BunuelHi,
I am still a bit confused.
In the above solution, I assumed that 2/8 is considered, because there are 2 favourable outcomes i.e. Bob or Rachel can be chosen from 8. After that is done, then only 1 favourable outcome remains i.e. choosing 1 out of remaining seven via 1/7. Hence total probability is 2/8*1/7 = 1/28.
But as per what i understand from you, it should be 1/8*1/7*2!. (2! as they can both be arranged in 2 ways)
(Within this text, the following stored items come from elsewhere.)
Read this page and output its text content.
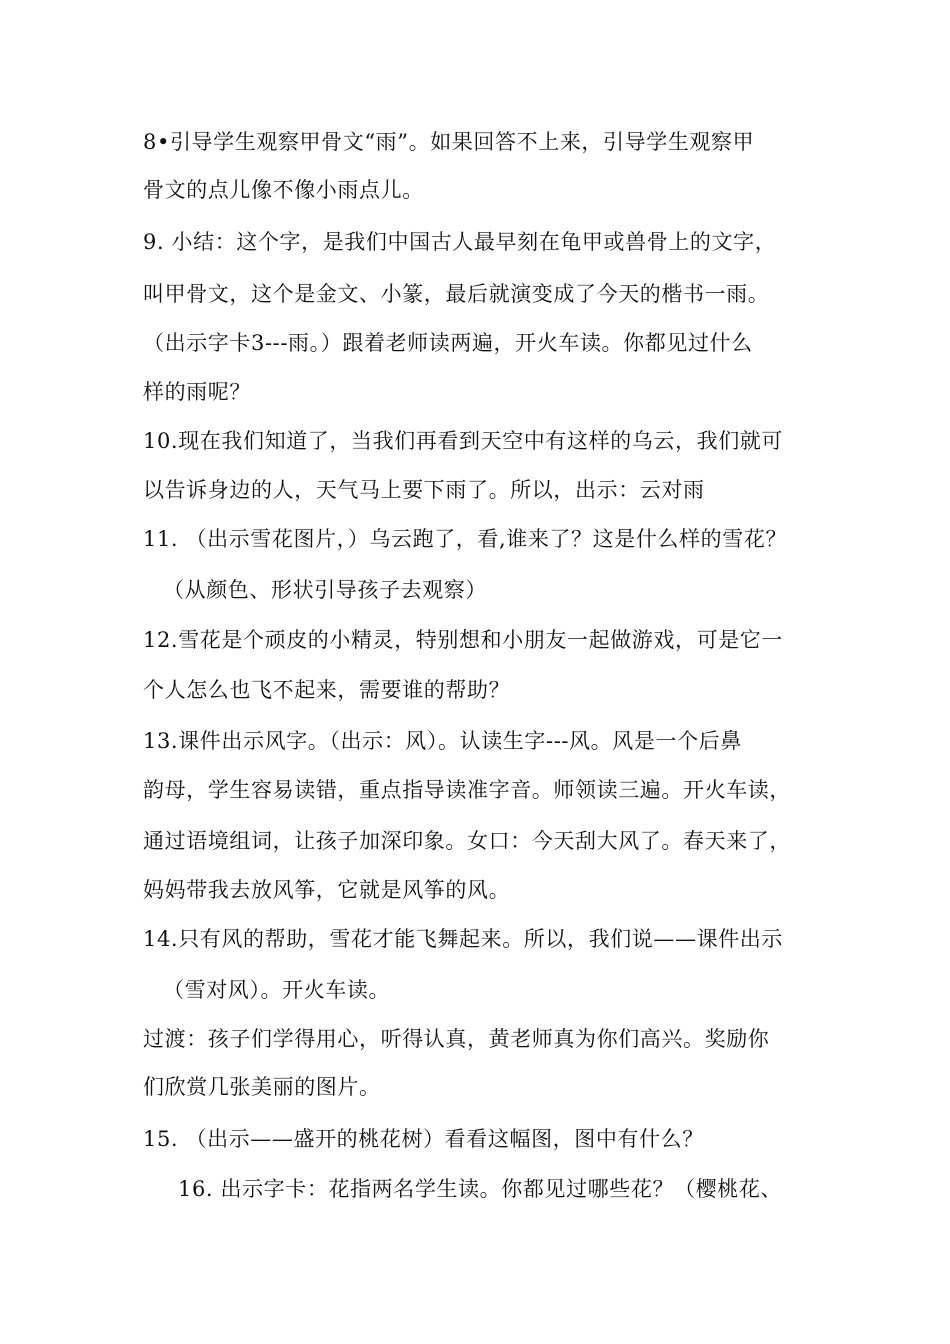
8•引导学生观察甲骨文“雨”。如果回答不上来，引导学生观察甲
骨文的点儿像不像小雨点儿。
9. 小结：这个字，是我们中国古人最早刻在龟甲或兽骨上的文字，
叫甲骨文，这个是金文、小篆，最后就演变成了今天的楷书一雨。
（出示字卡3---雨。）跟着老师读两遍，开火车读。你都见过什么
样的雨呢？
10.现在我们知道了，当我们再看到天空中有这样的乌云，我们就可
以告诉身边的人，天气马上要下雨了。所以，出示：云对雨
11. （出示雪花图片，）乌云跑了，看,谁来了？这是什么样的雪花？
（从颜色、形状引导孩子去观察）
12.雪花是个顽皮的小精灵，特别想和小朋友一起做游戏，可是它一
个人怎么也飞不起来，需要谁的帮助？
13.课件出示风字。（出示：风）。认读生字---风。风是一个后鼻
韵母，学生容易读错，重点指导读准字音。师领读三遍。开火车读，
通过语境组词，让孩子加深印象。女口：今天刮大风了。春天来了，
妈妈带我去放风筝，它就是风筝的风。
14.只有风的帮助，雪花才能飞舞起来。所以，我们说——课件出示
（雪对风）。开火车读。
过渡：孩子们学得用心，听得认真，黄老师真为你们高兴。奖励你
们欣赏几张美丽的图片。
15. （出示——盛开的桃花树）看看这幅图，图中有什么？
16. 出示字卡：花指两名学生读。你都见过哪些花？（樱桃花、
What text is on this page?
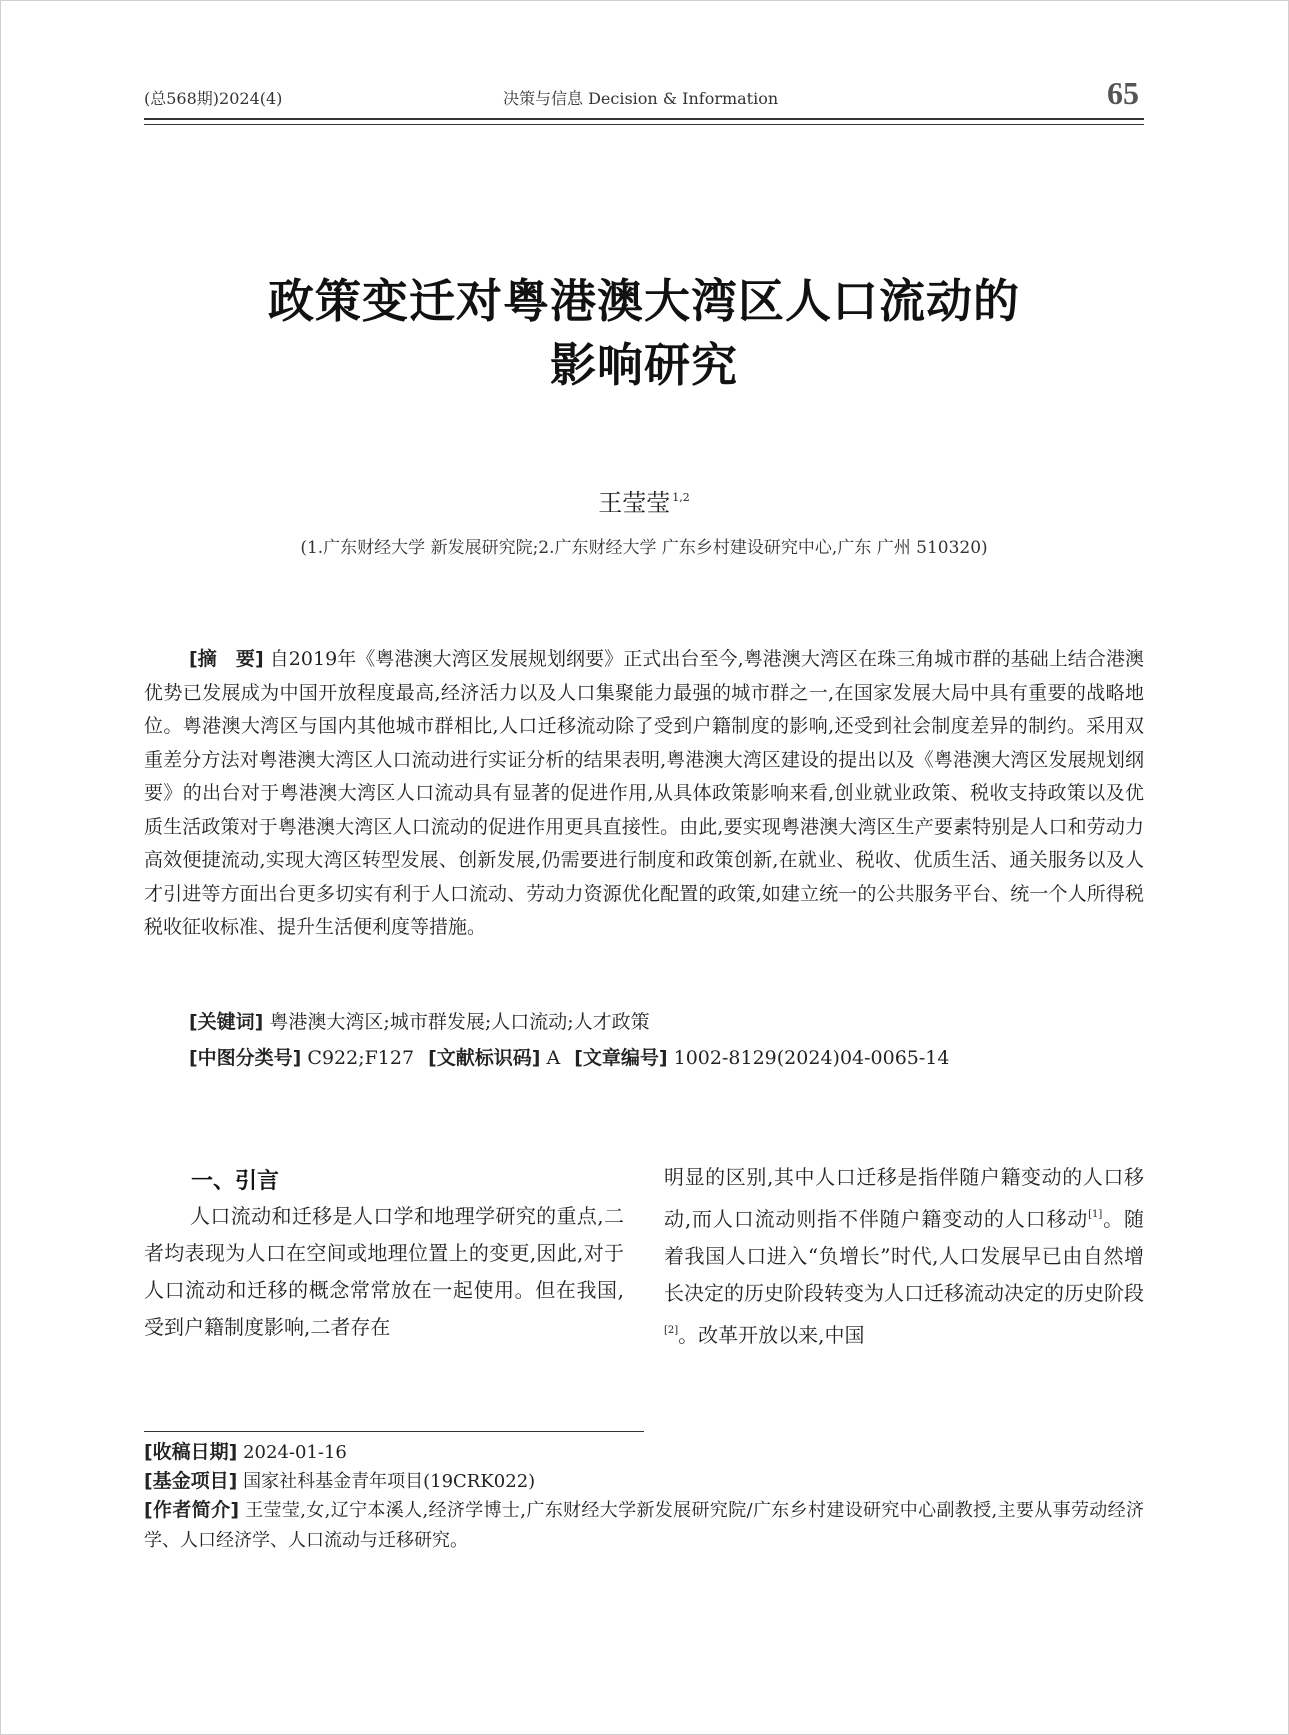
(总568期)2024(4)	决策与信息 Decision & Information	65
政策变迁对粤港澳大湾区人口流动的
影响研究
王莹莹 $^{1,2}$
(1.广东财经大学 新发展研究院;2.广东财经大学 广东乡村建设研究中心,广东 广州 510320)
[摘　要] 自2019年《粤港澳大湾区发展规划纲要》正式出台至今,粤港澳大湾区在珠三角城市群的基础上结合港澳优势已发展成为中国开放程度最高,经济活力以及人口集聚能力最强的城市群之一,在国家发展大局中具有重要的战略地位。粤港澳大湾区与国内其他城市群相比,人口迁移流动除了受到户籍制度的影响,还受到社会制度差异的制约。采用双重差分方法对粤港澳大湾区人口流动进行实证分析的结果表明,粤港澳大湾区建设的提出以及《粤港澳大湾区发展规划纲要》的出台对于粤港澳大湾区人口流动具有显著的促进作用,从具体政策影响来看,创业就业政策、税收支持政策以及优质生活政策对于粤港澳大湾区人口流动的促进作用更具直接性。由此,要实现粤港澳大湾区生产要素特别是人口和劳动力高效便捷流动,实现大湾区转型发展、创新发展,仍需要进行制度和政策创新,在就业、税收、优质生活、通关服务以及人才引进等方面出台更多切实有利于人口流动、劳动力资源优化配置的政策,如建立统一的公共服务平台、统一个人所得税税收征收标准、提升生活便利度等措施。
[关键词] 粤港澳大湾区;城市群发展;人口流动;人才政策
[中图分类号] C922;F127 [文献标识码] A [文章编号] 1002-8129(2024)04-0065-14
一、引言
人口流动和迁移是人口学和地理学研究的重点,二者均表现为人口在空间或地理位置上的变更,因此,对于人口流动和迁移的概念常常放在一起使用。但在我国,受到户籍制度影响,二者存在
明显的区别,其中人口迁移是指伴随户籍变动的人口移动,而人口流动则指不伴随户籍变动的人口移动[1]。随着我国人口进入“负增长”时代,人口发展早已由自然增长决定的历史阶段转变为人口迁移流动决定的历史阶段[2]。改革开放以来,中国
[收稿日期] 2024-01-16
[基金项目] 国家社科基金青年项目(19CRK022)
[作者简介] 王莹莹,女,辽宁本溪人,经济学博士,广东财经大学新发展研究院/广东乡村建设研究中心副教授,主要从事劳动经济学、人口经济学、人口流动与迁移研究。
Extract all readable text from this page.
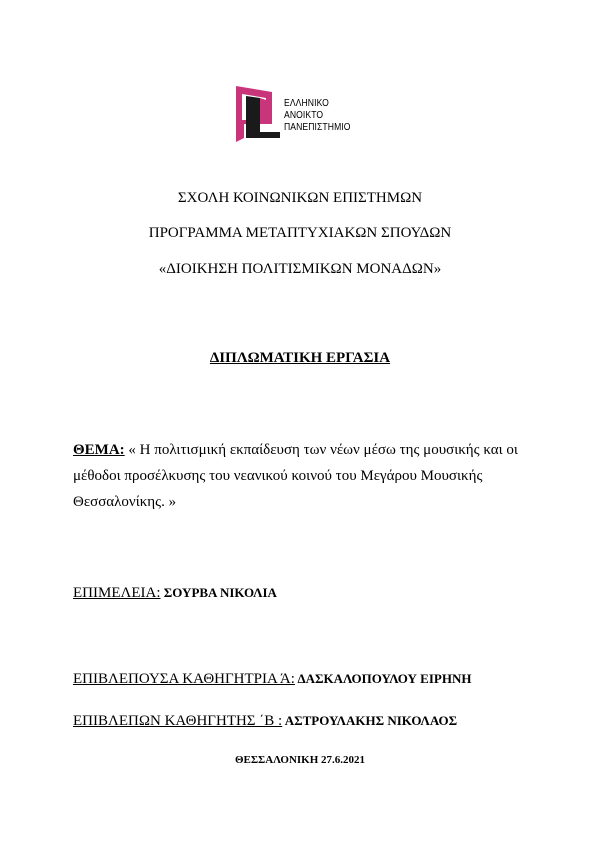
ΕΛΛΗΝΙΚΟ
ΑΝΟΙΚΤΟ
ΠΑΝΕΠΙΣΤΗΜΙΟ
ΣΧΟΛΗ ΚΟΙΝΩΝΙΚΩΝ ΕΠΙΣΤΗΜΩΝ
ΠΡΟΓΡΑΜΜΑ ΜΕΤΑΠΤΥΧΙΑΚΩΝ ΣΠΟΥΔΩΝ
«ΔΙΟΙΚΗΣΗ ΠΟΛΙΤΙΣΜΙΚΩΝ ΜΟΝΑΔΩΝ»
ΔΙΠΛΩΜΑΤΙΚΗ ΕΡΓΑΣΙΑ
ΘΕΜΑ: « Η πολιτισμική εκπαίδευση των νέων μέσω της μουσικής και οι μέθοδοι προσέλκυσης του νεανικού κοινού του Μεγάρου Μουσικής Θεσσαλονίκης. »
ΕΠΙΜΕΛΕΙΑ: ΣΟΥΡΒΑ ΝΙΚΟΛΙΑ
ΕΠΙΒΛΕΠΟΥΣΑ ΚΑΘΗΓΗΤΡΙΑ Ά: ΔΑΣΚΑΛΟΠΟΥΛΟΥ ΕΙΡΗΝΗ
ΕΠΙΒΛΕΠΩΝ ΚΑΘΗΓΗΤΗΣ ΄Β : ΑΣΤΡΟΥΛΑΚΗΣ ΝΙΚΟΛΑΟΣ
ΘΕΣΣΑΛΟΝΙΚΗ 27.6.2021
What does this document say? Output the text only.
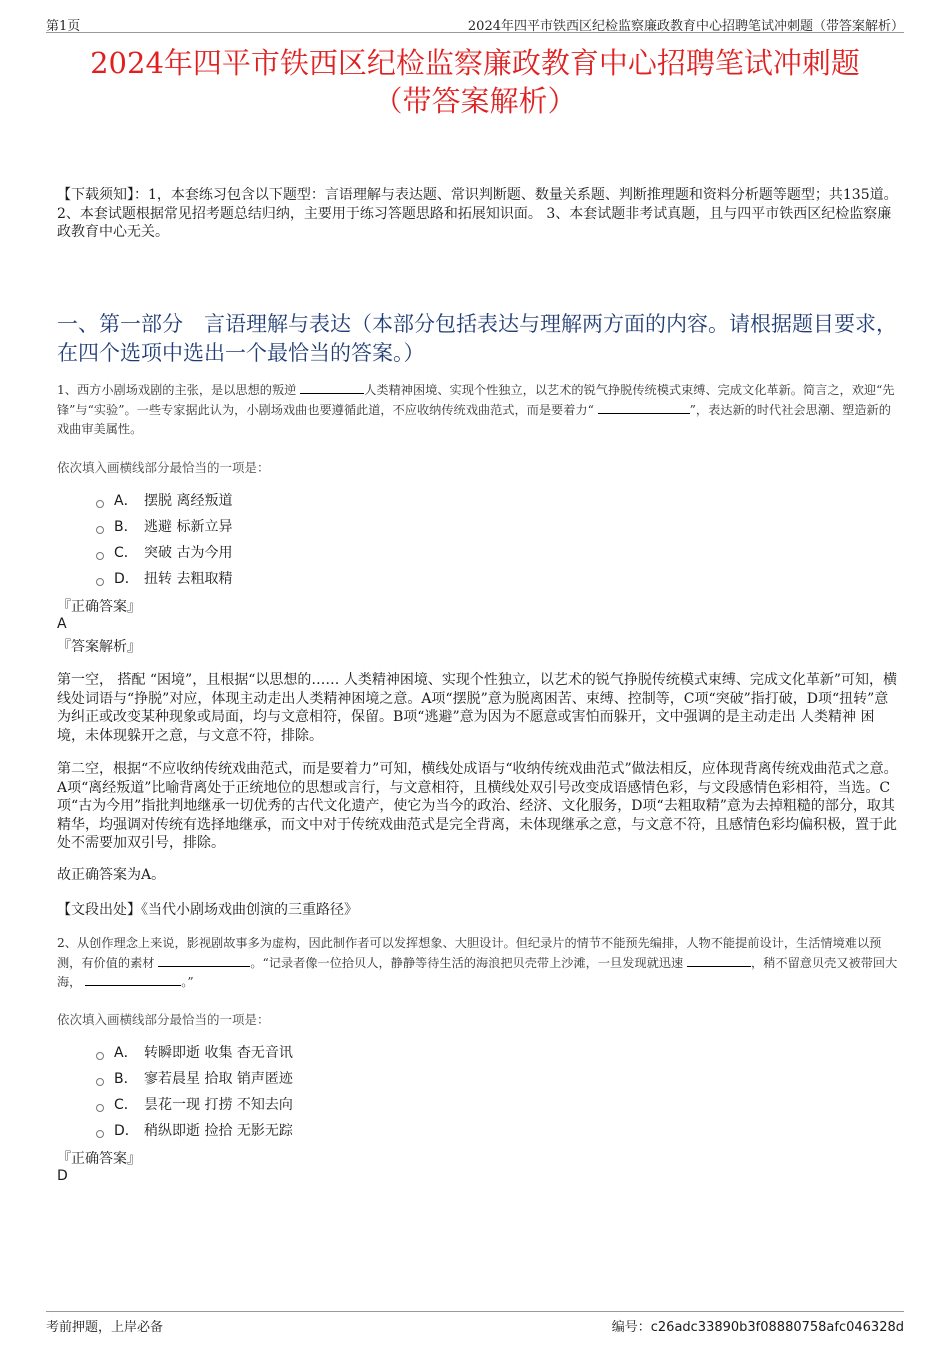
第1页	2024年四平市铁西区纪检监察廉政教育中心招聘笔试冲刺题（带答案解析）
2024年四平市铁西区纪检监察廉政教育中心招聘笔试冲刺题
（带答案解析）
【下载须知】：1，本套练习包含以下题型：言语理解与表达题、常识判断题、数量关系题、判断推理题和资料分析题等题型；共135道。 2、本套试题根据常见招考题总结归纳，主要用于练习答题思路和拓展知识面。 3、本套试题非考试真题，且与四平市铁西区纪检监察廉政教育中心无关。
一、第一部分　言语理解与表达（本部分包括表达与理解两方面的内容。请根据题目要求，在四个选项中选出一个最恰当的答案。）
1、西方小剧场戏剧的主张，是以思想的叛逆	人类精神困境、实现个性独立，以艺术的锐气挣脱传统模式束缚、完成文化革新。简言之，欢迎“先锋”与“实验”。一些专家据此认为，小剧场戏曲也要遵循此道，不应收纳传统戏曲范式，而是要着力“	”，表达新的时代社会思潮、塑造新的戏曲审美属性。
依次填入画横线部分最恰当的一项是：
A． 摆脱 离经叛道
B． 逃避 标新立异
C． 突破 古为今用
D． 扭转 去粗取精
『正确答案』
A
『答案解析』
第一空， 搭配 “困境”，且根据“以思想的…… 人类精神困境、实现个性独立，以艺术的锐气挣脱传统模式束缚、完成文化革新”可知，横线处词语与“挣脱”对应，体现主动走出人类精神困境之意。A项“摆脱”意为脱离困苦、束缚、控制等，C项“突破”指打破，D项“扭转”意为纠正或改变某种现象或局面，均与文意相符，保留。B项“逃避”意为因为不愿意或害怕而躲开，文中强调的是主动走出 人类精神 困境，未体现躲开之意，与文意不符，排除。
第二空，根据“不应收纳传统戏曲范式，而是要着力”可知，横线处成语与“收纳传统戏曲范式”做法相反，应体现背离传统戏曲范式之意。A项“离经叛道”比喻背离处于正统地位的思想或言行，与文意相符，且横线处双引号改变成语感情色彩，与文段感情色彩相符，当选。C项“古为今用”指批判地继承一切优秀的古代文化遗产，使它为当今的政治、经济、文化服务，D项“去粗取精”意为去掉粗糙的部分，取其精华，均强调对传统有选择地继承，而文中对于传统戏曲范式是完全背离，未体现继承之意，与文意不符，且感情色彩均偏积极，置于此处不需要加双引号，排除。
故正确答案为A。
【文段出处】《当代小剧场戏曲创演的三重路径》
2、从创作理念上来说，影视剧故事多为虚构，因此制作者可以发挥想象、大胆设计。但纪录片的情节不能预先编排，人物不能提前设计，生活情境难以预测，有价值的素材	。“记录者像一位拾贝人，静静等待生活的海浪把贝壳带上沙滩，一旦发现就迅速	，稍不留意贝壳又被带回大海，	。”
依次填入画横线部分最恰当的一项是：
A． 转瞬即逝 收集 杳无音讯
B． 寥若晨星 拾取 销声匿迹
C． 昙花一现 打捞 不知去向
D． 稍纵即逝 捡拾 无影无踪
『正确答案』
D
考前押题，上岸必备	编号：c26adc33890b3f08880758afc046328d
In such a case, when taking 1/8 we are only considering 1 favourable outcome out of eight outcomes. But then it should be 2/8 for the reasons mentioned above i.e. Both Rachel and bob are favourable and only after 1 of them is chosen, are we left with only 1 favourable option. Could you kindly confirm where am i going wrong?
Secondly, can i take it as a thumb rule, that after calculating probability, i will need to always consider ways of arrangement, if applicable?
Let me try again. The logic is 100% the same as with the original question. We want both B and R. There is one B and one R. Choosing B first and then R: 1/8*1/7. Choosing R first and then B: 1/8*1/7. The sum = 2*1/8*1/7. Or the way we did in original question: 1/8*1/7*2!.